Archive for the ‘api’ Category

Google API limits results to 64, which limits the types of businesses you can build

Monday, January 5th, 2009

I had an idea for a new business I’d like to launch, based around results from the Google database, fetched using their Search API. After downloading their sample code and reading their documentation, I wrote a simple script and looked at the results. What I realized, after awhile, was that there was no way to get back more than 64 results. My idea needed thousands of results. I asked about this on the official Google Search API forum and was told that, yes, there was no way to get more than 64 results. I then responded:

You’ll forgive me, I hope, for being confused. Over the last 4 or 5 years I’ve read hundreds of articles at Slashdot and Techcrunch and Businessweek and FastCompany, all talking about new businesses being built around Google’s API. In fact, I just did a quick search for “google mashups” and saw some “best of” articles, such as this one:

http://mashable.com/

Are all the Google mashups using small result sets to build their businesses?

Jeremy R. Geerdes offered this exhaustive reply:

I can’t blame you for being confused. There is a lot of seemingly contradictory information out there! For instance, Google’s initial search API offering came in the form of a SOAP API which delivered up to 1,000 results. While this API offered a number of interesting features, it also had a fairly low rate restriction which limited the number of times you could query it over a 24-hour period. Even though this API was deprecated in December 2006, the service to my knowledge has not yet been discontinued for persons who obtained an API key before that cutoff, so you’ll still find a number of sites and applications out there that use it, not to mention articles that refer to it as the greatest thing since sliced bread.


Speaking of the Group, though, even that contains a multiple of different numbers. For instance, when the AJAX Search API was originally released, you could not retrieve more than 8 results at all. So there are a number of posts stating a result limit of 8. Then the number jumped, for most searchers, to 32. So you have posts talking about that limit. Then to 64. Local and blog results were left at 8, and then Local results were increased to a total of 32. Blog result limits remain at 8 to this day, and if you’re not confused yet by all those numbers, you’re a smarter person than I!

All of that said, here is where things stand today. As mentioned in my previous post on this thread, you can retrieve up to 64 results, across 8 pages of 8 results each, with most searchers. The exceptions are Local, which can retrieve up to 32, across 4 pages of 8 results each; and Blog, which can retrieve only one set of up to 8 results. At first glance, this all may seem rather restricting, but I think that, for most purposes, the result limits as they stand now are generally adequate. Does that mean I wouldn’t like to see more? No, I would love to see more, especially local results. Rather, it is an acknowledgment that the AJAX Search API was designed to provide basic search functionality to an application. It is not intended for deep searching, data mining, or SEO operations. And I think most people will agree that, when just running a search for something on the internet, the vast majority of the time, we’ll click on something long before we get to the 64th result OR we’ll refine our search.

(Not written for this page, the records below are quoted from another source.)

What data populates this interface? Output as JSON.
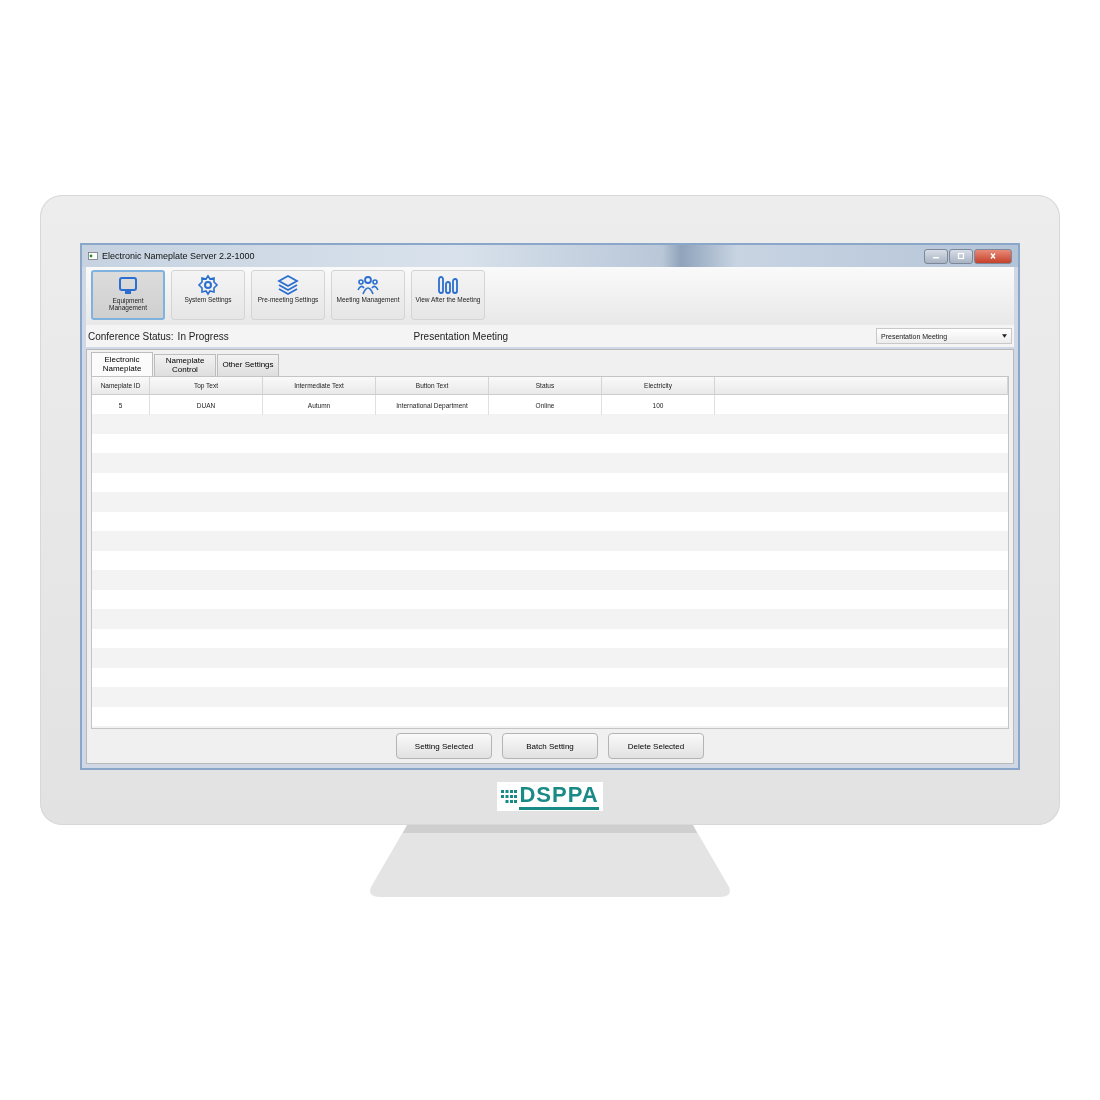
{
  "window": {
    "title": "Electronic Nameplate Server 2.2-1000"
  },
  "toolbar": [
    {
      "label": "Equipment Management",
      "selected": true
    },
    {
      "label": "System Settings",
      "selected": false
    },
    {
      "label": "Pre-meeting Settings",
      "selected": false
    },
    {
      "label": "Meeting Management",
      "selected": false
    },
    {
      "label": "View After the Meeting",
      "selected": false
    }
  ],
  "status_row": {
    "label": "Conference Status:",
    "value": "In Progress",
    "meeting": "Presentation Meeting",
    "dropdown": {
      "value": "Presentation Meeting"
    }
  },
  "tabs": [
    {
      "label": "Electronic Nameplate",
      "selected": true
    },
    {
      "label": "Nameplate Control",
      "selected": false
    },
    {
      "label": "Other Settings",
      "selected": false
    }
  ],
  "table": {
    "columns": [
      "Nameplate ID",
      "Top Text",
      "Intermediate Text",
      "Button Text",
      "Status",
      "Electricity"
    ],
    "rows": [
      [
        "5",
        "DUAN",
        "Autumn",
        "International Department",
        "Online",
        "100"
      ]
    ]
  },
  "buttons": [
    "Setting Selected",
    "Batch Setting",
    "Delete Selected"
  ],
  "logo": {
    "text": "DSPPA"
  }
}
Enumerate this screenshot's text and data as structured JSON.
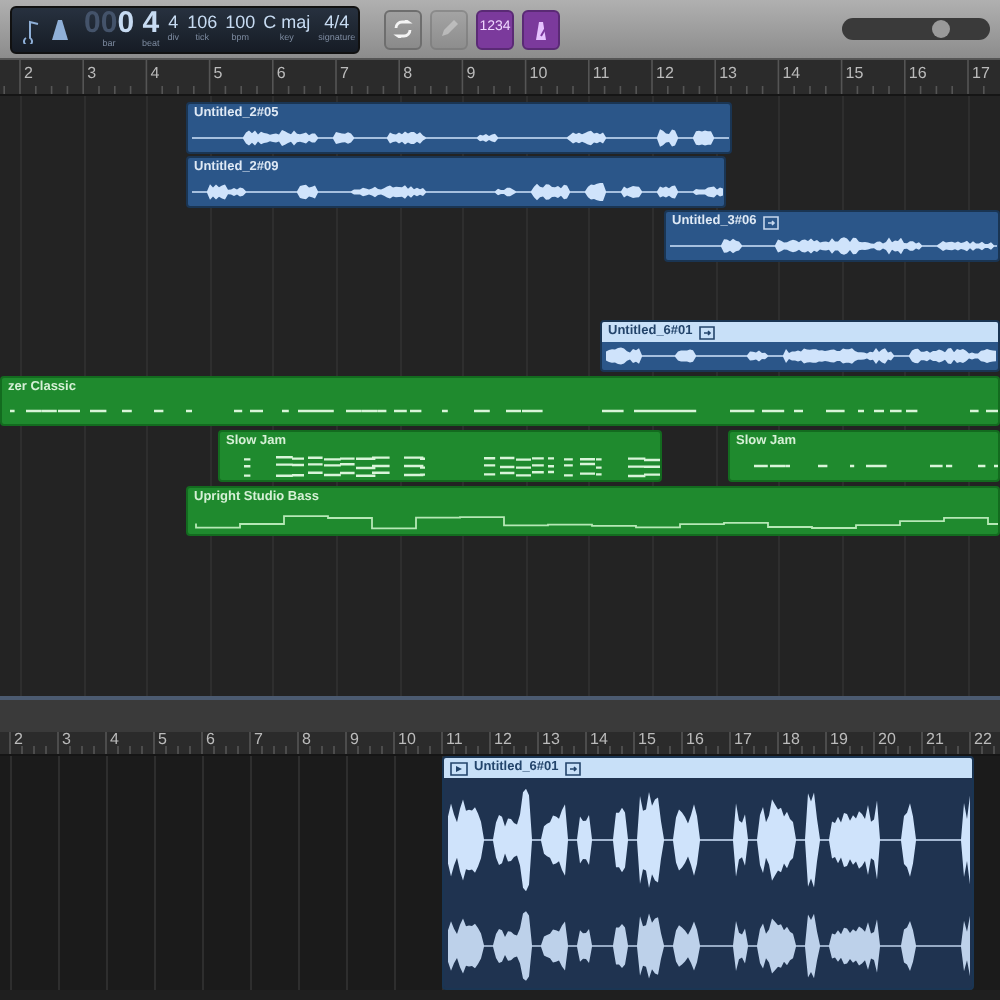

It should also be noted that the Search API is NOT intended to be the central emphasis of a website or the core of a business model. The TOU are explicit in this in a number of locations. For example:

“You will not, and will not permit your end users or other third parties to incorporate Google Search Results as the primary content on your Property or any page on your Property [or] display business listings Search Results from the Google Maps service on any Property which has the primary purpose of making available residential or business address listings or telephone directory listings” (excerpted from section 1.3)

“In using Google Brand Features, you may not have the Google logo as the largest logo on your Property (except as displayed in the Google Search Results itself) [or] display a Google Brand Feature as the mostprominent element on any page of your Property” (excerpted from
section 2.2)

So, to answer your question – Are all the Google mashups using small result sets to build their businesses? – directly: no, the Google AJAX Search API merely augments their current businesses and application functionality.

In the case of the mashups that you’ve seen at mashable.com and elsewhere, there are a number of sites out there that combine the Google Maps API with proprietary data sources other than the Google Search API. For example, one site that I work with ( http://www.scrantondirections.com ) has its own database of businesses, etc., that it pushes to a Google Map. These results may be augmented by Google LocalSearch results, but the primary focus is on the proprietary data. Other sites will combine the Maps and Search APIs with some other data to provide unique information. For instance, http://www.walkscore.com
uses a number of LocalSearch instances, filters their results through metric that calculates your ability to survive without a car at a given address, and then shows you all of the results using the Maps API. So it is absolutely possible to leverage even the “small result set” of the Search API to develop effective applications.